Nithin Kamath, CEO of India's largest brokerage Zerodha, has issued a stark warning regarding the escalating risks associated with Margin Trading Facility (MTF) exposure. Kamath highlighted a significant increase in leveraged positions, particularly concentrated in illiquid mid-cap and small-cap segments of the equity market, despite a period of relatively flat broader market performance.
The core concern stems from the potential for systemic instability should a sharp market correction materialize. In such a scenario, the rapid depreciation of collateral—often the underlying illiquid stocks—could render brokers unable to liquidate these assets quickly enough to cover margin calls. This liquidity mismatch could lead to substantial bad debts across the brokerage industry, potentially triggering a cascade of defaults.
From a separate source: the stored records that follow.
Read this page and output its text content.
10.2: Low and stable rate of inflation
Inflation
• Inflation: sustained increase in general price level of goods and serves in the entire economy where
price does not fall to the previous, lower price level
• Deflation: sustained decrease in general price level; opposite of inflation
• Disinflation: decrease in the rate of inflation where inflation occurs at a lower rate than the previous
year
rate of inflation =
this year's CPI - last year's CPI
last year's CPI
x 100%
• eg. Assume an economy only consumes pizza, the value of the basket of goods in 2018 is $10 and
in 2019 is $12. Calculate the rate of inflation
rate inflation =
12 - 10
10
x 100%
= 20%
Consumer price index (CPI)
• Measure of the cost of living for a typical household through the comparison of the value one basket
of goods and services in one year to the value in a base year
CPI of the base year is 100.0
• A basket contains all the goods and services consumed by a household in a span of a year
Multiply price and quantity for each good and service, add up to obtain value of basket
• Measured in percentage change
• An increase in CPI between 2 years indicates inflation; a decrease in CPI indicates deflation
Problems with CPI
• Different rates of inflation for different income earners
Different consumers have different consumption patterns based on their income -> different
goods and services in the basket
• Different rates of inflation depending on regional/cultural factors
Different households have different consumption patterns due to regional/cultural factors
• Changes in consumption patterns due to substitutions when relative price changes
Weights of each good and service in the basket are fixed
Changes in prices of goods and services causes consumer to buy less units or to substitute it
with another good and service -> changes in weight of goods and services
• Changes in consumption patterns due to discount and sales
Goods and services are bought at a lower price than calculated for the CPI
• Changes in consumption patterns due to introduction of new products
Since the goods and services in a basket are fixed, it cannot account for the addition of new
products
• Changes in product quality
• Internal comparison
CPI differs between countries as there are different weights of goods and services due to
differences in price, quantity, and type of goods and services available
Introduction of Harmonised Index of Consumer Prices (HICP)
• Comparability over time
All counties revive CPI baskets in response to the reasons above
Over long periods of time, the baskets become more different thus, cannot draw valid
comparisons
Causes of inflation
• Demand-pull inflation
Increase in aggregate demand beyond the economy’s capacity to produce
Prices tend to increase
Kamath's cautionary remarks underscore the growing speculative activity within certain market pockets. While MTF facilitates increased trading volumes and potential capital appreciation for investors, the amplified leverage magnifies potential losses during downturns. The concentration of these leveraged bets in less liquid securities exacerbates the risk, as selling pressure in these segments could lead to more severe and rapid price declines than in highly liquid large-cap stocks.
The implicit message from Kamath is a call for increased vigilance among market participants and potentially regulators. The rapid growth in MTF usage, coupled with a hunt for higher returns in riskier assets, echoes patterns observed in previous market cycles that have preceded periods of heightened volatility and financial stress. The economic implication is a potential build-up of unacknowledged risk that could impact financial sector stability if left unaddressed.
Analyst's Take
The heightened MTF activity, particularly in illiquid segments, signals a 'reach for yield' phenomenon in a less dynamic broad market, possibly driven by retail investor exuberance. This could foreshadow a broader liquidity squeeze, as institutional investors might preemptively de-risk, widening bid-ask spreads and increasing volatility in these vulnerable segments well before any headline correction.